Today both of our readings deal with people who are trying to be known as the GOAT. I have heard this term being used in the past and have thought to myself, “I am soooo out of touch, I can’t make out the meaning!” Usually I’m fairly up on the popular lingo, so I have to admit that it was only very recently that I noticed that the internet seemed to be referring to a lot of people as “the goat.”
Apparently it was a term coined by Muhammed Ali back in his boxing days, used by sportswomen / men and superstars… and it has taken me this long to understand that it simply means ‘Greatest of All Time!’
James is addressing a community where people are boasting of their wisdom and vying for positions of influence.
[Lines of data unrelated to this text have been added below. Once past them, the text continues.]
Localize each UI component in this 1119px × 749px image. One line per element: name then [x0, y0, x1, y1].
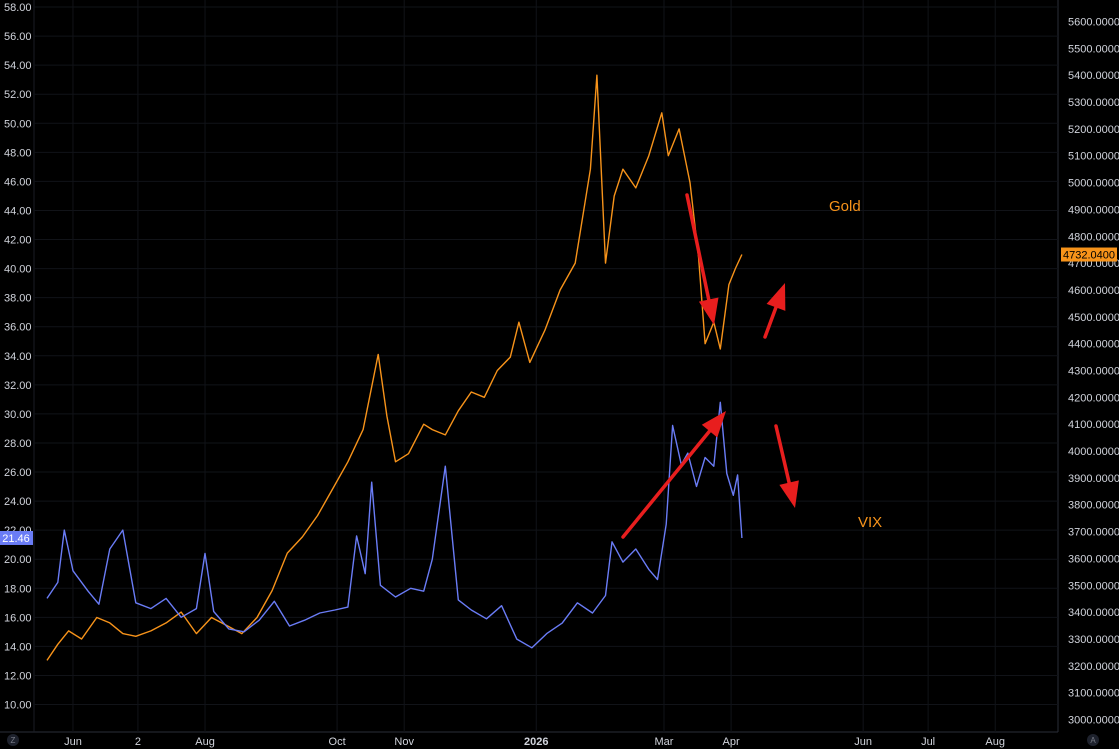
right-tick-label: 5100.0000: [1068, 151, 1119, 163]
left-tick-label: 48.00: [4, 147, 32, 159]
right-tick-label: 3200.0000: [1068, 661, 1119, 673]
gold-last-value-badge: [1061, 247, 1117, 262]
x-tick-label: Aug: [195, 736, 215, 748]
series-line-gold: [46, 74, 743, 661]
left-tick-label: 34.00: [4, 351, 32, 363]
x-tick-label: 2: [135, 736, 141, 748]
last-value-badges: 4732.0400 21.46: [0, 247, 1117, 545]
left-tick-label: 54.00: [4, 60, 32, 72]
arrow-gold-up: [763, 283, 786, 339]
grid: [0, 0, 1059, 733]
right-tick-label: 4400.0000: [1068, 339, 1119, 351]
left-tick-label: 12.00: [4, 670, 32, 682]
left-tick-label: 58.00: [4, 2, 32, 14]
auto-scale-button[interactable]: [1087, 734, 1099, 746]
right-tick-label: 3500.0000: [1068, 580, 1119, 592]
left-tick-label: 18.00: [4, 583, 32, 595]
left-tick-label: 30.00: [4, 409, 32, 421]
right-tick-label: 3800.0000: [1068, 500, 1119, 512]
right-tick-label: 4600.0000: [1068, 285, 1119, 297]
right-tick-label: 4100.0000: [1068, 419, 1119, 431]
left-tick-label: 44.00: [4, 205, 32, 217]
right-tick-label: 3300.0000: [1068, 634, 1119, 646]
right-axis[interactable]: 3000.0000 3100.0000 3200.0000 3300.0000 3400…: [1068, 17, 1119, 727]
left-tick-label: 46.00: [4, 176, 32, 188]
auto-scale-label[interactable]: A: [1090, 736, 1096, 745]
left-tick-label: 10.00: [4, 700, 32, 712]
vix-last-value-badge: [0, 530, 33, 545]
x-tick-label: Jun: [854, 736, 872, 748]
left-tick-label: 28.00: [4, 438, 32, 450]
left-tick-label: 52.00: [4, 89, 32, 101]
left-tick-label: 24.00: [4, 496, 32, 508]
arrow-vix-down: [774, 424, 799, 508]
right-tick-label: 4200.0000: [1068, 392, 1119, 404]
x-axis[interactable]: Jun 2 Aug Oct Nov 2026 Mar Apr Jun Jul Aug: [64, 736, 1005, 748]
right-tick-label: 4500.0000: [1068, 312, 1119, 324]
x-tick-label: Nov: [394, 736, 414, 748]
arrow-gold-down: [685, 193, 719, 325]
right-tick-label: 3000.0000: [1068, 715, 1119, 727]
left-tick-label: 40.00: [4, 264, 32, 276]
annotation-vix: VIX: [858, 514, 882, 531]
left-tick-label: 16.00: [4, 612, 32, 624]
left-tick-label: 42.00: [4, 235, 32, 247]
series-lines: [46, 74, 743, 661]
x-tick-label: Apr: [723, 736, 740, 748]
left-tick-label: 26.00: [4, 467, 32, 479]
right-tick-label: 5200.0000: [1068, 124, 1119, 136]
right-tick-label: 4300.0000: [1068, 366, 1119, 378]
left-tick-label: 32.00: [4, 380, 32, 392]
text-annotations: Gold VIX: [829, 198, 882, 531]
left-tick-label: 36.00: [4, 322, 32, 334]
left-tick-label: 38.00: [4, 293, 32, 305]
left-tick-label: 56.00: [4, 31, 32, 43]
x-tick-label: Oct: [329, 736, 346, 748]
x-tick-label: Mar: [655, 736, 674, 748]
vix-last-value-label: 21.46: [2, 533, 30, 545]
right-tick-label: 4800.0000: [1068, 231, 1119, 243]
series-line-vix: [46, 401, 743, 649]
right-tick-label: 4900.0000: [1068, 204, 1119, 216]
right-tick-label: 3700.0000: [1068, 527, 1119, 539]
right-tick-label: 3400.0000: [1068, 607, 1119, 619]
right-tick-label: 5400.0000: [1068, 70, 1119, 82]
right-tick-label: 4000.0000: [1068, 446, 1119, 458]
annotation-gold: Gold: [829, 198, 861, 215]
x-tick-label: 2026: [524, 736, 548, 748]
right-tick-label: 5600.0000: [1068, 17, 1119, 29]
right-tick-label: 5300.0000: [1068, 97, 1119, 109]
gold-last-value-label: 4732.0400: [1063, 250, 1115, 262]
left-tick-label: 50.00: [4, 118, 32, 130]
scale-mode-label[interactable]: Z: [11, 736, 16, 745]
right-tick-label: 3100.0000: [1068, 688, 1119, 700]
left-tick-label: 14.00: [4, 641, 32, 653]
x-tick-label: Jun: [64, 736, 82, 748]
left-tick-label: 20.00: [4, 554, 32, 566]
scale-mode-button[interactable]: [7, 734, 19, 746]
arrow-vix-up: [621, 411, 726, 539]
right-tick-label: 5000.0000: [1068, 178, 1119, 190]
right-tick-label: 5500.0000: [1068, 43, 1119, 55]
x-tick-label: Aug: [985, 736, 1005, 748]
right-tick-label: 3600.0000: [1068, 553, 1119, 565]
right-tick-label: 3900.0000: [1068, 473, 1119, 485]
x-tick-label: Jul: [921, 736, 935, 748]
arrow-annotations: [621, 193, 799, 539]
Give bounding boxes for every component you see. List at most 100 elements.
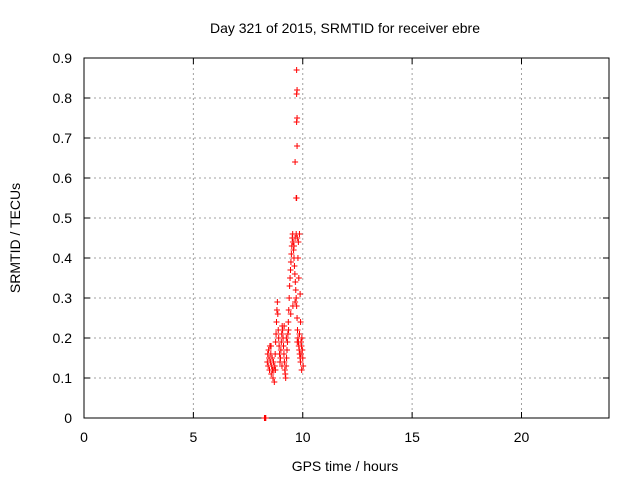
data-point xyxy=(298,351,304,357)
data-point xyxy=(284,339,291,345)
data-point xyxy=(294,327,301,333)
data-point xyxy=(288,251,295,257)
data-point xyxy=(294,143,301,149)
y-tick-labels: 0 0.1 0.2 0.3 0.4 0.5 0.6 0.7 0.8 0.9 xyxy=(53,50,73,426)
data-point xyxy=(278,339,285,345)
y-tick-label: 0.2 xyxy=(53,330,73,346)
x-tick-label: 0 xyxy=(80,429,88,445)
data-point xyxy=(280,351,287,357)
data-point xyxy=(294,315,301,321)
y-tick-label: 0.1 xyxy=(53,370,73,386)
data-point xyxy=(287,267,294,273)
data-point xyxy=(299,347,306,353)
data-point xyxy=(285,307,292,313)
data-point xyxy=(292,279,299,285)
data-point xyxy=(287,311,294,317)
y-tick-label: 0.4 xyxy=(53,250,73,266)
data-point xyxy=(265,347,272,353)
data-point xyxy=(277,347,284,353)
y-axis-label: SRMTID / TECUs xyxy=(7,183,23,293)
data-point xyxy=(292,287,299,293)
data-point xyxy=(292,159,299,165)
y-tick-label: 0.9 xyxy=(53,50,73,66)
data-points xyxy=(261,67,307,421)
data-point xyxy=(278,363,285,369)
data-point xyxy=(295,275,302,281)
data-point xyxy=(273,331,280,337)
x-tick-label: 10 xyxy=(295,429,311,445)
data-point xyxy=(268,371,275,377)
x-tick-labels: 0 5 10 15 20 xyxy=(80,429,529,445)
data-point xyxy=(295,239,302,245)
data-point xyxy=(293,195,300,201)
x-tick-label: 20 xyxy=(514,429,530,445)
data-point xyxy=(294,255,301,261)
data-point xyxy=(269,355,276,361)
data-point xyxy=(271,363,278,369)
data-point xyxy=(298,339,304,345)
data-point xyxy=(298,335,305,341)
data-point xyxy=(284,347,290,353)
data-point xyxy=(281,323,288,329)
data-point xyxy=(278,331,285,337)
plot-frame xyxy=(83,57,610,419)
data-point xyxy=(270,375,276,381)
data-point xyxy=(273,319,280,325)
data-point xyxy=(282,375,289,381)
data-point xyxy=(287,275,294,281)
data-point xyxy=(286,295,293,301)
data-point xyxy=(297,291,304,297)
data-point xyxy=(279,327,286,333)
data-point xyxy=(281,359,288,365)
data-point xyxy=(273,307,280,313)
y-tick-label: 0.3 xyxy=(53,290,73,306)
y-tick-label: 0.8 xyxy=(53,90,73,106)
data-point xyxy=(262,415,269,421)
data-point xyxy=(274,299,281,305)
y-tick-label: 0.5 xyxy=(53,210,73,226)
data-point xyxy=(284,331,291,337)
data-point xyxy=(272,367,279,373)
data-point xyxy=(280,343,287,349)
data-point xyxy=(296,231,303,237)
data-point xyxy=(296,331,303,337)
data-point xyxy=(270,359,277,365)
data-point xyxy=(289,239,296,245)
data-point xyxy=(291,271,298,277)
data-point xyxy=(271,379,278,385)
data-point xyxy=(283,335,290,341)
data-point xyxy=(294,115,301,121)
data-point xyxy=(292,299,299,305)
data-point xyxy=(285,319,292,325)
chart-title: Day 321 of 2015, SRMTID for receiver ebr… xyxy=(210,20,480,36)
data-point xyxy=(283,355,290,361)
data-point xyxy=(285,327,292,333)
x-tick-label: 15 xyxy=(404,429,420,445)
data-point xyxy=(291,243,297,249)
grid xyxy=(84,57,609,418)
data-point xyxy=(289,303,296,309)
data-point xyxy=(291,263,298,269)
data-point xyxy=(298,367,305,373)
data-point xyxy=(297,359,304,365)
data-point xyxy=(299,355,306,361)
data-point xyxy=(293,295,300,301)
y-tick-label: 0.6 xyxy=(53,170,73,186)
data-point xyxy=(294,87,301,93)
x-axis-label: GPS time / hours xyxy=(292,458,399,474)
y-tick-label: 0.7 xyxy=(53,130,73,146)
data-point xyxy=(277,355,284,361)
y-tick-label: 0 xyxy=(64,410,72,426)
data-point xyxy=(286,283,293,289)
data-point xyxy=(274,311,281,317)
data-point xyxy=(268,343,275,349)
axis-ticks xyxy=(83,57,609,419)
data-point xyxy=(293,67,300,73)
x-tick-label: 5 xyxy=(189,429,197,445)
data-point xyxy=(300,363,307,369)
data-point xyxy=(294,235,301,241)
data-point xyxy=(297,319,304,325)
data-point xyxy=(272,339,279,345)
data-point xyxy=(287,259,294,265)
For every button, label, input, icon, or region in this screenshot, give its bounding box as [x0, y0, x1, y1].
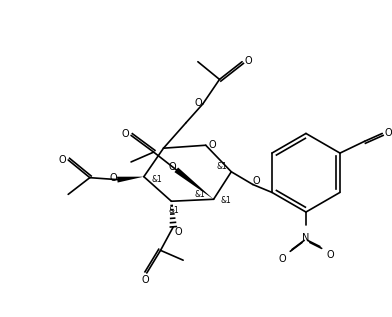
- Text: O: O: [384, 128, 392, 139]
- Text: O: O: [327, 250, 334, 260]
- Text: O: O: [174, 227, 182, 237]
- Text: O: O: [194, 98, 202, 108]
- Text: O: O: [141, 275, 149, 285]
- Polygon shape: [117, 177, 144, 183]
- Text: O: O: [110, 173, 117, 183]
- Text: &1: &1: [169, 206, 180, 215]
- Text: &1: &1: [216, 162, 227, 171]
- Text: O: O: [279, 254, 286, 264]
- Text: &1: &1: [194, 190, 205, 199]
- Text: N: N: [302, 233, 310, 243]
- Text: &1: &1: [151, 175, 162, 184]
- Text: O: O: [209, 140, 216, 150]
- Polygon shape: [174, 167, 214, 199]
- Text: O: O: [244, 56, 252, 66]
- Text: O: O: [122, 129, 129, 139]
- Text: O: O: [58, 155, 66, 165]
- Text: O: O: [169, 162, 176, 172]
- Text: O: O: [252, 176, 260, 186]
- Text: &1: &1: [220, 196, 231, 205]
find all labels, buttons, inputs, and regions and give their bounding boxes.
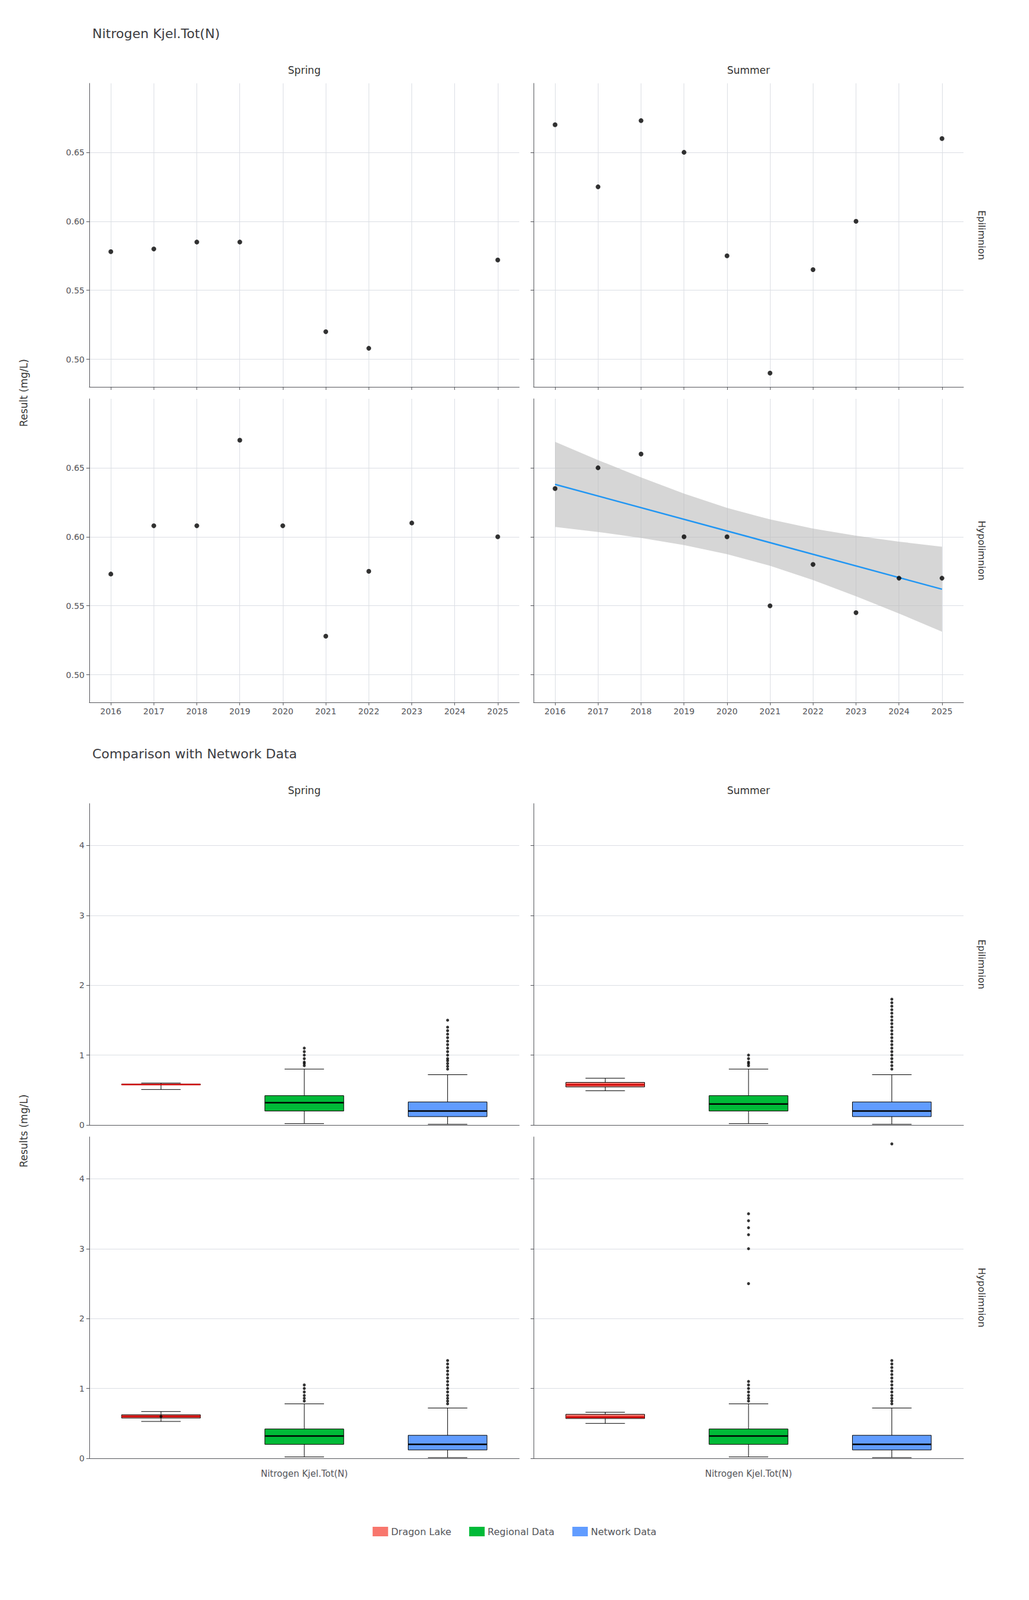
svg-text:2018: 2018 (630, 706, 653, 717)
svg-text:2: 2 (79, 980, 85, 991)
svg-text:Nitrogen Kjel.Tot(N): Nitrogen Kjel.Tot(N) (260, 1469, 348, 1480)
svg-text:2023: 2023 (401, 706, 423, 717)
svg-text:2024: 2024 (888, 706, 910, 717)
svg-text:Dragon Lake: Dragon Lake (391, 1526, 452, 1539)
svg-text:2016: 2016 (544, 706, 566, 717)
svg-text:Hypolimnion: Hypolimnion (976, 1268, 988, 1328)
svg-text:Result (mg/L): Result (mg/L) (17, 359, 30, 427)
svg-text:Spring: Spring (288, 784, 321, 797)
svg-text:Network Data: Network Data (590, 1526, 657, 1539)
svg-text:2: 2 (79, 1314, 85, 1324)
svg-text:Nitrogen Kjel.Tot(N): Nitrogen Kjel.Tot(N) (92, 26, 220, 42)
svg-text:2025: 2025 (931, 706, 953, 717)
svg-text:0.50: 0.50 (66, 354, 85, 365)
svg-text:2021: 2021 (315, 706, 337, 717)
svg-text:0.55: 0.55 (66, 601, 85, 611)
svg-text:2020: 2020 (716, 706, 738, 717)
svg-text:Nitrogen Kjel.Tot(N): Nitrogen Kjel.Tot(N) (705, 1469, 792, 1480)
svg-text:4: 4 (79, 840, 85, 851)
svg-text:4: 4 (79, 1174, 85, 1184)
svg-text:1: 1 (79, 1051, 85, 1061)
svg-text:Summer: Summer (727, 784, 770, 797)
svg-text:0: 0 (79, 1120, 85, 1131)
svg-text:2017: 2017 (142, 706, 165, 717)
svg-text:2025: 2025 (487, 706, 509, 717)
svg-text:2016: 2016 (100, 706, 122, 717)
svg-text:0.65: 0.65 (66, 147, 85, 158)
svg-text:Summer: Summer (727, 64, 770, 77)
svg-text:2020: 2020 (272, 706, 294, 717)
svg-text:Regional Data: Regional Data (487, 1526, 555, 1539)
svg-text:0.60: 0.60 (66, 532, 85, 542)
svg-text:1: 1 (79, 1384, 85, 1395)
svg-text:Epilimnion: Epilimnion (976, 210, 988, 261)
svg-text:0.65: 0.65 (66, 463, 85, 473)
svg-text:2019: 2019 (229, 706, 251, 717)
svg-text:2024: 2024 (444, 706, 466, 717)
svg-text:Hypolimnion: Hypolimnion (976, 521, 988, 581)
svg-text:0.50: 0.50 (66, 670, 85, 681)
svg-text:Spring: Spring (288, 64, 321, 77)
svg-text:Comparison with Network Data: Comparison with Network Data (92, 746, 298, 762)
svg-text:2023: 2023 (845, 706, 868, 717)
svg-text:Results (mg/L): Results (mg/L) (17, 1095, 30, 1169)
svg-text:Epilimnion: Epilimnion (976, 939, 988, 990)
svg-text:3: 3 (79, 911, 85, 921)
svg-text:2022: 2022 (802, 706, 824, 717)
svg-text:2019: 2019 (673, 706, 695, 717)
svg-text:2022: 2022 (357, 706, 380, 717)
svg-text:0: 0 (79, 1454, 85, 1464)
svg-text:2021: 2021 (759, 706, 781, 717)
svg-text:0.60: 0.60 (66, 216, 85, 227)
svg-text:2018: 2018 (186, 706, 208, 717)
svg-text:3: 3 (79, 1244, 85, 1255)
svg-text:2017: 2017 (587, 706, 609, 717)
svg-text:0.55: 0.55 (66, 285, 85, 296)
The Gospel of Mark tells a story of the disciples arguing about which one of them is the goat.
Peter, James, and John, who seem to be the loudmouths of the bunch, are the ones who are arguing over who is the goat, while several of the other disciples sit on the sidelines thinking, “I am definitely not the goat.” Because, let’s face it, some people are more prone to think they are the goat or want to be the goat than others.
We do not have to argue over who is the greatest, or boast about our own qualities. We can choose instead to treat every person we meet as the greatest of all time, worthy of honour and respect. We can choose to listen to the perspectives of others, especially those who are weak, silenced, and marginalized.
I’ve come to the conclusion that the GOAT is not a person. The GOAT is a way of living. It is a path of true wisdom, that is pure, peaceable, gentle, full of mercy and good fruits, without a trace of partiality. It is the path of servanthood. It is the path of love and peace.